From School Library Journal
PreSchool-Grade 2-The alarm rings at Fire Station Number Eight and the Firebears throw on their heavy coats, hats, and boots and race through town with their siren wailing. No job is too big or too small for these amazing bears. First they retrieve a cat stranded high in a tree, then put out a fire in a store, and finally rescue a mother and child from a house billowing with smoke. "Racing, rushing/To the scene-/Firebears, the rescue team!/Round the bend/House on fire!/Raise the ladder-higher, higher!" The action never stops in this fast-moving story. The illustrations, rendered in oils on illustration board, have a retro, naive '50s look and add a light touch to the seriousness of the firefighters' duties. Perfect to read before a field trip, or for a community-helper-themed storytime.

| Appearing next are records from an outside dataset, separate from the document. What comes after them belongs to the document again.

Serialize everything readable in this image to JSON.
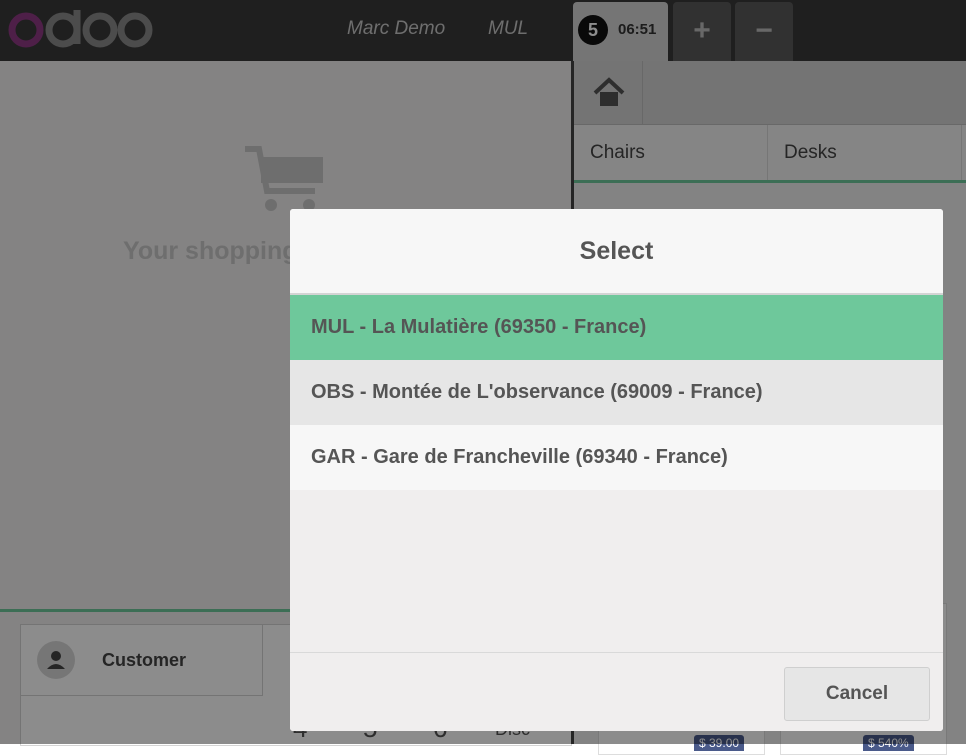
{
  "navbar": {
    "logo_text": "odoo",
    "user_name": "Marc Demo",
    "store_code": "MUL",
    "order": {
      "number": "5",
      "time": "06:51"
    },
    "add_order_label": "+",
    "remove_order_label": "−"
  },
  "order_pane": {
    "empty_message": "Your shopping cart is empty",
    "customer_label": "Customer",
    "numpad": [
      "4",
      "5",
      "6",
      "Disc"
    ]
  },
  "product_pane": {
    "categories": [
      "Chairs",
      "Desks"
    ],
    "price_tags": [
      "$ 39.00",
      "$ 540%"
    ]
  },
  "modal": {
    "title": "Select",
    "options": [
      "MUL - La Mulatière (69350 - France)",
      "OBS - Montée de L'observance (69009 - France)",
      "GAR - Gare de Francheville (69340 - France)"
    ],
    "cancel_label": "Cancel"
  },
  "colors": {
    "accent": "#6ec89b",
    "navbar": "#3a3a3a",
    "logo_purple": "#8f3a84",
    "logo_gray": "#8a8a8a"
  }
}
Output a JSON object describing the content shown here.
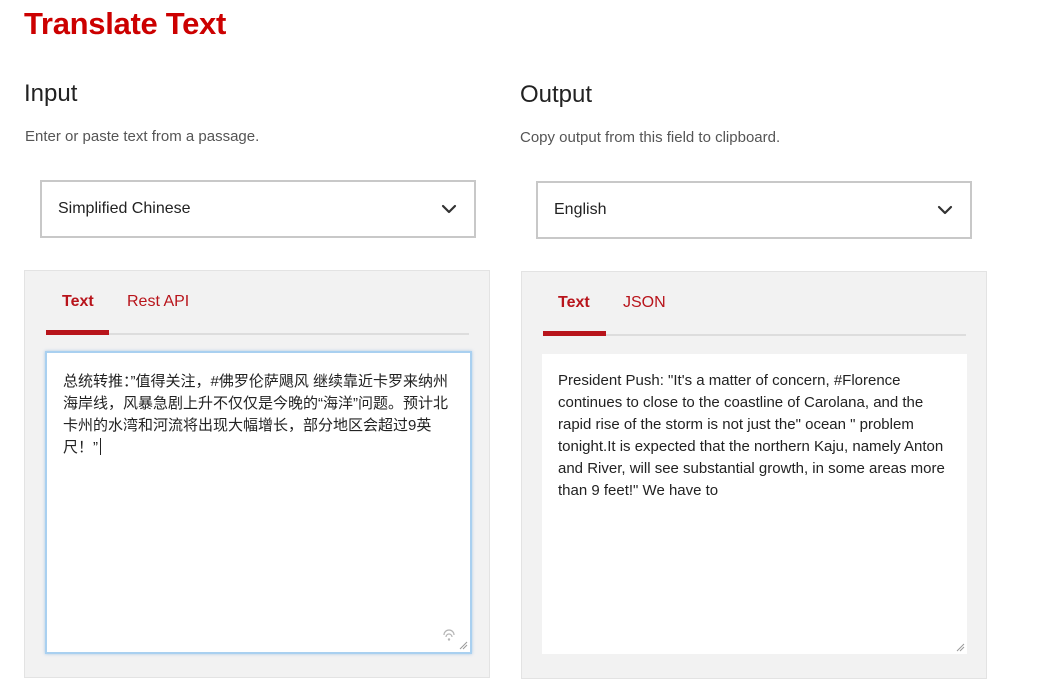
{
  "page": {
    "title": "Translate Text"
  },
  "input": {
    "heading": "Input",
    "description": "Enter or paste text from a passage.",
    "language": "Simplified Chinese",
    "tabs": [
      {
        "label": "Text",
        "active": true
      },
      {
        "label": "Rest API",
        "active": false
      }
    ],
    "text": "总统转推：”值得关注，#佛罗伦萨飓风 继续靠近卡罗来纳州海岸线，风暴急剧上升不仅仅是今晚的“海洋”问题。预计北卡州的水湾和河流将出现大幅增长，部分地区会超过9英尺！”"
  },
  "output": {
    "heading": "Output",
    "description": "Copy output from this field to clipboard.",
    "language": "English",
    "tabs": [
      {
        "label": "Text",
        "active": true
      },
      {
        "label": "JSON",
        "active": false
      }
    ],
    "text": "President Push: \"It's a matter of concern, #Florence continues to close to the coastline of Carolana, and the rapid rise of the storm is not just the\" ocean \" problem tonight.It is expected that the northern Kaju, namely Anton and River, will see substantial growth, in some areas more than 9 feet!\" We have to"
  },
  "icons": {
    "dropdown": "chevron-down-icon",
    "dictation": "dictation-icon",
    "resize": "resize-grip-icon"
  },
  "colors": {
    "brand": "#cc0000",
    "tab_accent": "#b8141b",
    "panel_bg": "#f2f2f2",
    "focus_border": "#a9d0f0"
  }
}
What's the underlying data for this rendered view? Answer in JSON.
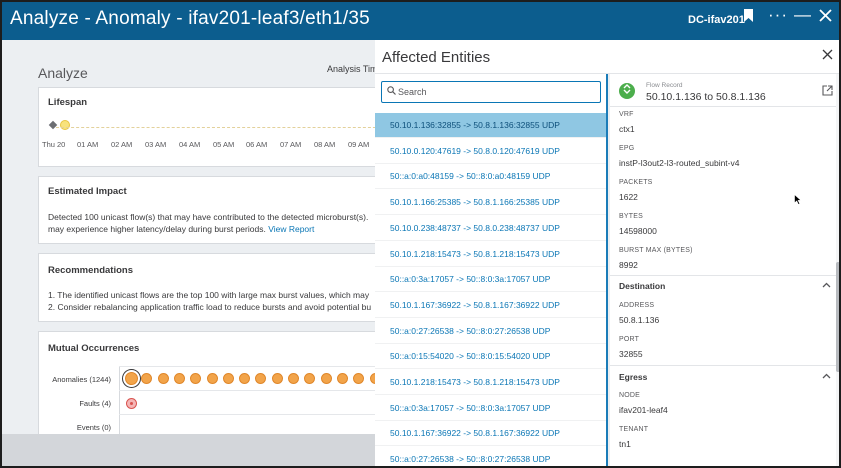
{
  "window": {
    "title": "Analyze - Anomaly - ifav201-leaf3/eth1/35",
    "site": "DC-ifav201"
  },
  "analyze": {
    "heading": "Analyze",
    "analysis_time_label": "Analysis Tim",
    "lifespan": {
      "title": "Lifespan",
      "time_labels": [
        "Thu 20",
        "01 AM",
        "02 AM",
        "03 AM",
        "04 AM",
        "05 AM",
        "06 AM",
        "07 AM",
        "08 AM",
        "09 AM"
      ]
    },
    "estimated_impact": {
      "title": "Estimated Impact",
      "line1": "Detected 100 unicast flow(s) that may have contributed to the detected microburst(s).",
      "line2": "may experience higher latency/delay during burst periods.",
      "link": "View Report"
    },
    "recommendations": {
      "title": "Recommendations",
      "line1": "1. The identified unicast flows are the top 100 with large max burst values, which may",
      "line2": "2. Consider rebalancing application traffic load to reduce bursts and avoid potential bu"
    },
    "mutual_occurrences": {
      "title": "Mutual Occurrences",
      "rows": [
        {
          "label": "Anomalies (1244)"
        },
        {
          "label": "Faults (4)"
        },
        {
          "label": "Events (0)"
        }
      ]
    }
  },
  "affected_entities": {
    "title": "Affected Entities",
    "search_placeholder": "Search",
    "flows": [
      "50.10.1.136:32855 -> 50.8.1.136:32855 UDP",
      "50.10.0.120:47619 -> 50.8.0.120:47619 UDP",
      "50::a:0:a0:48159 -> 50::8:0:a0:48159 UDP",
      "50.10.1.166:25385 -> 50.8.1.166:25385 UDP",
      "50.10.0.238:48737 -> 50.8.0.238:48737 UDP",
      "50.10.1.218:15473 -> 50.8.1.218:15473 UDP",
      "50::a:0:3a:17057 -> 50::8:0:3a:17057 UDP",
      "50.10.1.167:36922 -> 50.8.1.167:36922 UDP",
      "50::a:0:27:26538 -> 50::8:0:27:26538 UDP",
      "50::a:0:15:54020 -> 50::8:0:15:54020 UDP",
      "50.10.1.218:15473 -> 50.8.1.218:15473 UDP",
      "50::a:0:3a:17057 -> 50::8:0:3a:17057 UDP",
      "50.10.1.167:36922 -> 50.8.1.167:36922 UDP",
      "50::a:0:27:26538 -> 50::8:0:27:26538 UDP"
    ],
    "selected_index": 0
  },
  "flow_detail": {
    "record_label": "Flow Record",
    "record_value": "50.10.1.136 to 50.8.1.136",
    "fields": [
      {
        "label": "VRF",
        "value": "ctx1"
      },
      {
        "label": "EPG",
        "value": "instP-l3out2-l3-routed_subint-v4"
      },
      {
        "label": "PACKETS",
        "value": "1622"
      },
      {
        "label": "BYTES",
        "value": "14598000"
      },
      {
        "label": "BURST MAX (BYTES)",
        "value": "8992"
      }
    ],
    "destination": {
      "title": "Destination",
      "fields": [
        {
          "label": "ADDRESS",
          "value": "50.8.1.136"
        },
        {
          "label": "PORT",
          "value": "32855"
        }
      ]
    },
    "egress": {
      "title": "Egress",
      "fields": [
        {
          "label": "NODE",
          "value": "ifav201-leaf4"
        },
        {
          "label": "TENANT",
          "value": "tn1"
        }
      ]
    }
  },
  "colors": {
    "titlebar": "#0c5d8e",
    "link": "#0a76b5",
    "selected_row": "#8fc7e3",
    "anomaly": "#f2a44a"
  }
}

-Wendy Woodfill, Hennepin County Library, Minnetonka, MN Copyright © Reed Business Information, a division of Reed Elsevier Inc. All rights reserved.
PreS-Gr. 2. A busy day for a firehouse crew begins with a kitten up a tree (dubbed a "false alarm," but tell that to the kitten), continues on to a raging fire in a store, the rescue of a mother and child from a burning house, and, finally, a weary return "Back again, / Through the gate. . . / At Fire Station Number Eight," as the suns sets. Greene's very simple rhymes caption small-town scenes of polished, toylike buildings, vehicles, and small, round-earred bears in red fire hats and slickers. Although this take on an ever-popular theme may not carry the high drama of Chris Demarest's
Firefighters A to Z (2000) and its sequels, children will applaud the heroic deeds of the courageous crew.